Celebrating whose 4th of July?
What do Patrick Henry, Thomas Jefferson and Francis Scott Key have in common? They all owned slaves.
Patrick Henry in 1775, said reconciliation with England was futile and that for Virginians the choice was between “freedom and slavery,” and he thundered “Give me Liberty, or Give me Death!” During his lifetime, he owned varying numbers of enslaved people and when he died, he held 67 in bondage.
Jefferson owned about 600 enslaved people and yet the major author of the vaunted Declaration of Independence, wrote that “All men are created equal, that they are endowed by their Creator with certain unalienable Rights that among these are Life, Liberty, and the Pursuit of Happiness.” However, as this has been noted, it excluded women, Native Americans and enslaved people.
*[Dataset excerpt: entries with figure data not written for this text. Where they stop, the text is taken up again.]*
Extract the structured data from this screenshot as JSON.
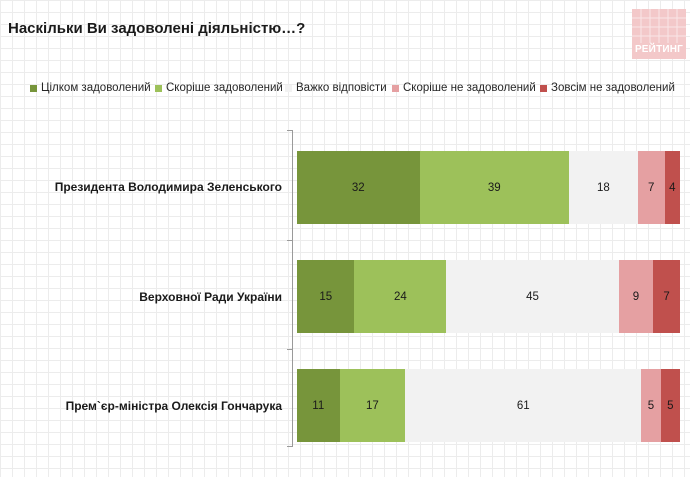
{
  "colors": {
    "fully_satisfied": "#77953b",
    "rather_satisfied": "#9dc15a",
    "hard_to_say": "#f2f2f2",
    "rather_dissatisfied": "#e5a0a2",
    "not_satisfied": "#c0504d"
  },
  "logo": {
    "text": "РЕЙТИНГ"
  },
  "chart_data": {
    "type": "bar",
    "orientation": "horizontal",
    "stacked": true,
    "title": "Наскільки Ви задоволені діяльністю…?",
    "legend_position": "top",
    "grid": false,
    "xlim": [
      0,
      100
    ],
    "categories": [
      "Президента Володимира Зеленського",
      "Верховної Ради України",
      "Прем`єр-міністра Олексія Гончарука"
    ],
    "series": [
      {
        "name": "Цілком задоволений",
        "color": "#77953b",
        "values": [
          32,
          15,
          11
        ]
      },
      {
        "name": "Скоріше задоволений",
        "color": "#9dc15a",
        "values": [
          39,
          24,
          17
        ]
      },
      {
        "name": "Важко відповісти",
        "color": "#f2f2f2",
        "values": [
          18,
          45,
          61
        ]
      },
      {
        "name": "Скоріше не задоволений",
        "color": "#e5a0a2",
        "values": [
          7,
          9,
          5
        ]
      },
      {
        "name": "Зовсім не задоволений",
        "color": "#c0504d",
        "values": [
          4,
          7,
          5
        ]
      }
    ]
  }
}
Francis Scott Key is known as the “author” of our national anthem the “Star Spangled Banner,” whose words end with “O’er the land of the free and the home of the brave.” Mr. Key was also a slave owner.
Others in America such as the Pennsylvania Quakers strongly opposed it as did a number of Massachusetts residents such as William Lloyd Garrison and Henry David Thoreau who called for its abolition.
For another timely and powerful perspective, citizens should read Frederick Douglass’s 1852 speech, “What to the slave is the Fourth of July?” It was a searing speech that spoke to the hypocrisy of America that valued “liberty” but not for the millions of enslaved Black human beings.